A System of Radical Dependency
A research project (essay and website) tracing the lineages, from concept to production to completion, of my existing artistic works. Specifically, I am interested in building a “system of radical dependency” that takes my existing work as a starting point, tracing retroactively the origins of the materials used, the mentors and resources the processes were informed by, and the people and institutions that supported their public distribution.
A Manual for Saving Head
Solo exhibition of photographic work, drawing, and textile sculpture.
Bedroom Singing
A stream-of-consciousness "talk" performance delivered laying down with closed eyes about the sounds, songs and people that frequented a teenage bedroom, punctuated by moments of singing to music from headphones.

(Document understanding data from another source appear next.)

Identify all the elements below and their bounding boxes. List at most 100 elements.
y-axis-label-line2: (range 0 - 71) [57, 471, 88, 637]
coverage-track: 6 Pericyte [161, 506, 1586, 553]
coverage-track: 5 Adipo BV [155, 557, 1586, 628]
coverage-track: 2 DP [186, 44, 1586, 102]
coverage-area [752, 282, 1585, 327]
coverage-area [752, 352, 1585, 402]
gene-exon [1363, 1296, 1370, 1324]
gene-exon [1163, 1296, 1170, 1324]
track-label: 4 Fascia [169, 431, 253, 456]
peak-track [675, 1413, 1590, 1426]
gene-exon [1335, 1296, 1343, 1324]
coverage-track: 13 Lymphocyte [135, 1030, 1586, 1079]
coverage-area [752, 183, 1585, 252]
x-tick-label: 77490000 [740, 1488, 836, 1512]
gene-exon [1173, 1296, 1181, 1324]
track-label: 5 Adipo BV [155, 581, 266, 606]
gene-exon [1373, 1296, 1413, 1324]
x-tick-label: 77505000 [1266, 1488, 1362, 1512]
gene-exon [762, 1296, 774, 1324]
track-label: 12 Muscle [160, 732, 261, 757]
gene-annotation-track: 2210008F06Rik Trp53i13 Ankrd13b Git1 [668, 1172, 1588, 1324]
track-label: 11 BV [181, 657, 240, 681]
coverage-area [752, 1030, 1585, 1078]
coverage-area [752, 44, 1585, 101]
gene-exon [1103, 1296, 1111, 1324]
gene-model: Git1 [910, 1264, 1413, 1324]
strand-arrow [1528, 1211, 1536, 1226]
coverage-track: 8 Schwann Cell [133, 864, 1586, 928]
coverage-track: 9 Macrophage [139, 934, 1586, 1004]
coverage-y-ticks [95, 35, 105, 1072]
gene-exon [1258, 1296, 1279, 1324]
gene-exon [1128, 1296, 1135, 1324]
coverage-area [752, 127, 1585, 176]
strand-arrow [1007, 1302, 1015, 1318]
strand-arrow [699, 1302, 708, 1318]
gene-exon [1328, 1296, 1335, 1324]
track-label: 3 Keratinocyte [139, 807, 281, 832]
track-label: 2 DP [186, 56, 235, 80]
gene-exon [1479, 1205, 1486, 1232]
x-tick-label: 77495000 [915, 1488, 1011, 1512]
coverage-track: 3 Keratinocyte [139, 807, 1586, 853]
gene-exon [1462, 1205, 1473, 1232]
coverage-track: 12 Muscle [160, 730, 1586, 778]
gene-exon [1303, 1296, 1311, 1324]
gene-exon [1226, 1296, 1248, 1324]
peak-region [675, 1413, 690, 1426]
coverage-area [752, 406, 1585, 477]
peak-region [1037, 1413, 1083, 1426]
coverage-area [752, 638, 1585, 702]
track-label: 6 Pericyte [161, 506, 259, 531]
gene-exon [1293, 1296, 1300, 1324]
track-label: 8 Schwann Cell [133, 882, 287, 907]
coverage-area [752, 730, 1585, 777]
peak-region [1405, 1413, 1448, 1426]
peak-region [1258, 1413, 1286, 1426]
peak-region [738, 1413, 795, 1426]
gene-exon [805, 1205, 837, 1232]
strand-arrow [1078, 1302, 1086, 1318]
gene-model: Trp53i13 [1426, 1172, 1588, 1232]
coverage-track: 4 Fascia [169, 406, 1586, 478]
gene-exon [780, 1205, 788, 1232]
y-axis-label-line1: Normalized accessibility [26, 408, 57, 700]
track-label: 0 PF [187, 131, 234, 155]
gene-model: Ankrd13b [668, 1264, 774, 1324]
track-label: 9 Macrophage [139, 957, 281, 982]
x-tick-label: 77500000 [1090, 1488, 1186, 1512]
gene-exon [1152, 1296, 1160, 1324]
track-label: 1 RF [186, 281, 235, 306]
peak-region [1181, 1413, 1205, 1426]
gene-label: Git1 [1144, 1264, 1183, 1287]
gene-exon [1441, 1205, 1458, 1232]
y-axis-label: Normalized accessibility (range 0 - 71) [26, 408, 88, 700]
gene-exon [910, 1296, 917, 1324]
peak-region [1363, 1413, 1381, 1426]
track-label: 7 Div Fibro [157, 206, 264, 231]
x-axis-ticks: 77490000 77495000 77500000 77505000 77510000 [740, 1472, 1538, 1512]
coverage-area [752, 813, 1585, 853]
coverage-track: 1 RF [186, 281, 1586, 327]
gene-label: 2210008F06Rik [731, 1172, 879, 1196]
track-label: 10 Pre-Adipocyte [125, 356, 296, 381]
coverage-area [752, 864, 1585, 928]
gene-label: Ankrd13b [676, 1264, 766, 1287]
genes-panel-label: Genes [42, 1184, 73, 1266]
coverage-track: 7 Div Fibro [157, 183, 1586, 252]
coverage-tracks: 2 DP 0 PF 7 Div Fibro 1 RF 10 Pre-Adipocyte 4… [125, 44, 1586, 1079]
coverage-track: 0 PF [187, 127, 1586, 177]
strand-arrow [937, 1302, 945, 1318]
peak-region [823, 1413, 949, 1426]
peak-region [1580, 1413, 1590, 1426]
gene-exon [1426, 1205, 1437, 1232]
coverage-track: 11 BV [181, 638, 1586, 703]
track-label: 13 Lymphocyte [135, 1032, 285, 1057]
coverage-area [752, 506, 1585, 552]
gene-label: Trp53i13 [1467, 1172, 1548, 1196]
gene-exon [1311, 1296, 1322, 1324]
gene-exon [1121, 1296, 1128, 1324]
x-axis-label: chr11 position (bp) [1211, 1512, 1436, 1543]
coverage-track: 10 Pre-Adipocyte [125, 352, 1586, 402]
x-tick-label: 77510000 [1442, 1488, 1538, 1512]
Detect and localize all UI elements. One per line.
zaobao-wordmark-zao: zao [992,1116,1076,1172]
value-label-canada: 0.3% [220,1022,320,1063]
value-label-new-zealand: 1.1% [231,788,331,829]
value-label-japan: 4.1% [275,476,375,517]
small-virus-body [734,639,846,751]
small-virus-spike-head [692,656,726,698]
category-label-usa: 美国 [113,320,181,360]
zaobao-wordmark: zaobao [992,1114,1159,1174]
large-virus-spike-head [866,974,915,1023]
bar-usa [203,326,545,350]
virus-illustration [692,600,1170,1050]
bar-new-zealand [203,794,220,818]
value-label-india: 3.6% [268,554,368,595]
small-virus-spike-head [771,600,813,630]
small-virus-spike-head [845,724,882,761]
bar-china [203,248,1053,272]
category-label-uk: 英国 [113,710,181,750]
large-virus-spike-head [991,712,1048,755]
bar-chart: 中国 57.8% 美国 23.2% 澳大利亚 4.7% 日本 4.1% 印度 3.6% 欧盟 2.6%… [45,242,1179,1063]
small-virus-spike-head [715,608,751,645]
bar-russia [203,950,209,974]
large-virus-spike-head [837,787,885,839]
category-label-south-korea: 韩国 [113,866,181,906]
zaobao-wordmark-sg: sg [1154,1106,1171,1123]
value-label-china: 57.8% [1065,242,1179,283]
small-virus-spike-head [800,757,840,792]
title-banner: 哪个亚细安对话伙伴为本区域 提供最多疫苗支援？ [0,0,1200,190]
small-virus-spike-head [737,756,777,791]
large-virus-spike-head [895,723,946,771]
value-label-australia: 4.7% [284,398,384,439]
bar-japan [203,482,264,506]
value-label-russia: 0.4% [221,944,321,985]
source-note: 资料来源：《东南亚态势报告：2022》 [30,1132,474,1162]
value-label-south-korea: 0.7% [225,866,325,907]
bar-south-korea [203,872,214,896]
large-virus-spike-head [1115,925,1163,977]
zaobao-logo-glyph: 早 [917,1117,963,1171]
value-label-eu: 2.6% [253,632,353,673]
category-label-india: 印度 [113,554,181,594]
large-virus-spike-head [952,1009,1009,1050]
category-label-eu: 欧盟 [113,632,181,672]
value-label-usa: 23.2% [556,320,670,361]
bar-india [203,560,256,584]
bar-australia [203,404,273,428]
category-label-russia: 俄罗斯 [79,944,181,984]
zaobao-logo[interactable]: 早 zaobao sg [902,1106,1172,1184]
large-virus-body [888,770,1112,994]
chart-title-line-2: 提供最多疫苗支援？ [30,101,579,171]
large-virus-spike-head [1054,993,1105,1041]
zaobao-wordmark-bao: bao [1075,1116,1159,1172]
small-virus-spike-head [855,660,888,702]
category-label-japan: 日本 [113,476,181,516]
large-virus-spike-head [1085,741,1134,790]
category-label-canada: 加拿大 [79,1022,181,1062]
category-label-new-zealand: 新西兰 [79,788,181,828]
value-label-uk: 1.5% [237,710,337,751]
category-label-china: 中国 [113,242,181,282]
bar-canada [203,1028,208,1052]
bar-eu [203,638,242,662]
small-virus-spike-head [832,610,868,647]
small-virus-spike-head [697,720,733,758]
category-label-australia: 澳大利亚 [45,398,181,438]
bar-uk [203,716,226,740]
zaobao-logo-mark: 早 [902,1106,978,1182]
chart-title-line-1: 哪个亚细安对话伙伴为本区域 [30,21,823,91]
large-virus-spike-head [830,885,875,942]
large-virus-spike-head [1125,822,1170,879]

Antenna is a venue in a carpeted bedroom in an apartment in Rotterdam.
I went to your concert and I didn't feel anything (v2.0)
'I WENT TO YOUR CONCERT AND I DIDN'T FEEL ANYTHING' is a performance lecture about emo music from the early 2000s, told through the artists' personal history. It speaks of the eponymous emotional performativity of this white male dominated music genre with humor through bad teen drag and a final riotgrrl reclamation of voice and emotional indifference (with backup vocals from Daphne Simons).
You May Bargain! I Know You May.
An installation of textile sculpture and installation, text work, and new and archival video works both made in collaboration with burlesque dancer Aria Delanoche.
Outdoor School
Outdoor School was a five-week residency program with Amish Morrell, Diane Borsato, and Tania Willard. There, I produced a series of analog color photographic works and texts alongside collaborator Tor Jonsson, as well as a workshop and performance event called "Keeping Loose Ends".
Sonic Eggs
Collaborative performance and sound-piece with Rotterdam-based artist Merve Kılıçer, after spending a week in-residence with art space Swimming Pool in Sofia, Bulgaria.
Available and The Rat
A project space run out of the front of my apartment in the south of Rotterdam. Available and The Rat hosts artistic projects, workshops, exhibitions, and events.
23 Days At Sea
A residency on a freight ship crossing the Pacific Ocean. One work produced, "Shanties", is a visual and auditory landscape that considers the contemporary role of music at sea. Verbal moments punctuate a soundscape of songs, and conversations about them, recorded aboard CMA CGM Fidelio, a freight ship traveling from Vancouver to Shanghai across the Pacific Ocean.
We of the Middling Sort
For We of the Middling Sort, the cutaways of a local upholsterer and the unwanted clothing donated by its residents have been used as the raw material for the work. Some of these garments, stretched taut or disassembled, are documented in photograms-cameraless images made by exposing a photosensitive surface to light. The prints capture light passing through garment openings and gossamer-thin surfaces, revealing spectral portraits of wear and the murky threshold between flesh and fabric.
Fogo Island Arts Workshops
Workshops on Fogo Island in Newfoundland in the summers of 2015 and 2016. Attendees of these workshops (adults and children, tourists and locals) were invited to think of the atmosphere of Fogo Island - specifically, the ground and the sky, as integral ingredients in producing these process-based artworks. Fogo Island's sun will expose cyanotype prints, while Shoal Bay's rocky terrain will serve as ample ground for the diverse textures for frottage rubbings.
The Mouth Holds the Tongue
Collaborative exhibition with artists Nadia Belerique and Laurie Kang. The work foregrounds the pleasures inherent in representing and experiencing time and space. It points towards collaborative methodologies by privileging temporal fissures and offering temporality as a visceral means of organizing individuals non-hierarchically. The forms of collaboration implicit in this project are not found simply within the artists' collectivity but implicate the curator, institution, viewer, and space.